As they do every fall, lake levels are decreasing, leaving the Bidwell Canyon Stage One boat ramps with only a few days left for access. It is anticipated that lake levels will drop below the boat ramp between Oct. 5 and Oct. 7. Both the Lime Saddle and Spillway boat ramps will be available for use. Loafer Creek Recreation Area remains closed for fire recovery and its boat ramps are out of the water.
The Bidwell Canyon Marina and shuttle services remain open from 8 a.m. to 8 p.m. Visitors are reminded to be safe and obey access restrictions.
Chinook Salmon Return to the Feather River
Chinook salmon are completing their life cycle and returning home to the Feather River to lay eggs for the next generation of salmon. The Feather River Fish Hatchery’s fish ladder is open and hatchery spawning operations – which enable millions of Chinook salmon to be released to the river every spring – are underway. To protect public health during the COVID-19 pandemic, the Hatchery will not be open for tours this year. Visitors can still enjoy seeing salmon climb the fish ladder at the Viewing Area near the Feather River’s Fish Diversion Dam north of the Hatchery.

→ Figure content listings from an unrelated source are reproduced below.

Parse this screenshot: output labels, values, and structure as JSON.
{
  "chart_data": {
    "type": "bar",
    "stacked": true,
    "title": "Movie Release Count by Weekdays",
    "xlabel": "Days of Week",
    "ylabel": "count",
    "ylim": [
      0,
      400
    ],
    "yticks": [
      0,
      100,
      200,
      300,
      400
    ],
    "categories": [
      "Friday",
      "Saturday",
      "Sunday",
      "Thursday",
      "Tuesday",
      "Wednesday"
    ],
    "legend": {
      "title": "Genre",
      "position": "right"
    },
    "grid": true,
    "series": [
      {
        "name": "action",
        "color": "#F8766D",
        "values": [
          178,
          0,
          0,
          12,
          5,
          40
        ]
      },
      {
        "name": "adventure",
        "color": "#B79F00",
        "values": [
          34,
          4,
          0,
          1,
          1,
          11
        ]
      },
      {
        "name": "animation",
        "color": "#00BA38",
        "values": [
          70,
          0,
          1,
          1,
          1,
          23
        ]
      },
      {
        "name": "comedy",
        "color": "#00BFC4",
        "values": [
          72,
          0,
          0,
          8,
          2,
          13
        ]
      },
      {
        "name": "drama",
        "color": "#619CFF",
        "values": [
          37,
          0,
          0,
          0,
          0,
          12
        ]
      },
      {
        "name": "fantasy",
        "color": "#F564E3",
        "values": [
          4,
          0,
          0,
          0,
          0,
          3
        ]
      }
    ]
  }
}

The public is urged to maintain physical distancing and abide by requirements for mask-wearing to protect personal health and the health of others. Photo: Children watch salmon swim up the fish ladder at the Feather River Fish Hatchery's viewing window
DWR Water Wednesdays
It’s not too early to start thinking about winter storms and flood risk. Over the next few weeks, DWR’s Water Wednesdays program will focus on how DWR prepares for severe winter storms and flood events, and how you can be prepared too. These family-friendly programs are designed for kids 10 to 14 but are appropriate for anyone who would like to learn more about California’s water resources. The episodes are live, allowing participants who have signed up on Zoom to ask real time questions of the speaker.
Visit the DWR Events webpage at https://water.ca.gov/News/Events to join or register for next Wednesday’s chat which starts a series on flood preparedness. Information will also be posted on DWR’s social media pages at @CA_DWR (Twitter) and @CADWR (Facebook). Water Wednesdays began in May 2020 and previous episodes are available on DWR’s YouTube channel – enter Water Wednesdays in the search bar.
Current Lake Operations
The elevation of Oroville’s reservoir is about 744 feet and storage is about 1.62 million acre-feet. Daily average inflows to the lake have ranged between 864 cfs (cubic feet per second) to 1,499 over the past week. During the week of Oct. 5, temperatures are projected to drop from the mid-90s to the low 80s by the end of the week. The water year begins Oct. 1 and with no measurable precipitation, the Northern Sierra Basin rainfall totals begin at zero percent.
The total releases to Feather River continue at 2,600 cfs to meet downstream Bay-Delta water quality and flow standards. The Feather River flows consist of 800 cfs through the Low Flow Channel adjacent to the City of Oroville, and 1,800 cfs from the Thermalito Afterbay Outlet for a total of 2,600 cfs for the Feather River’s high flow channel downstream of the Outlet.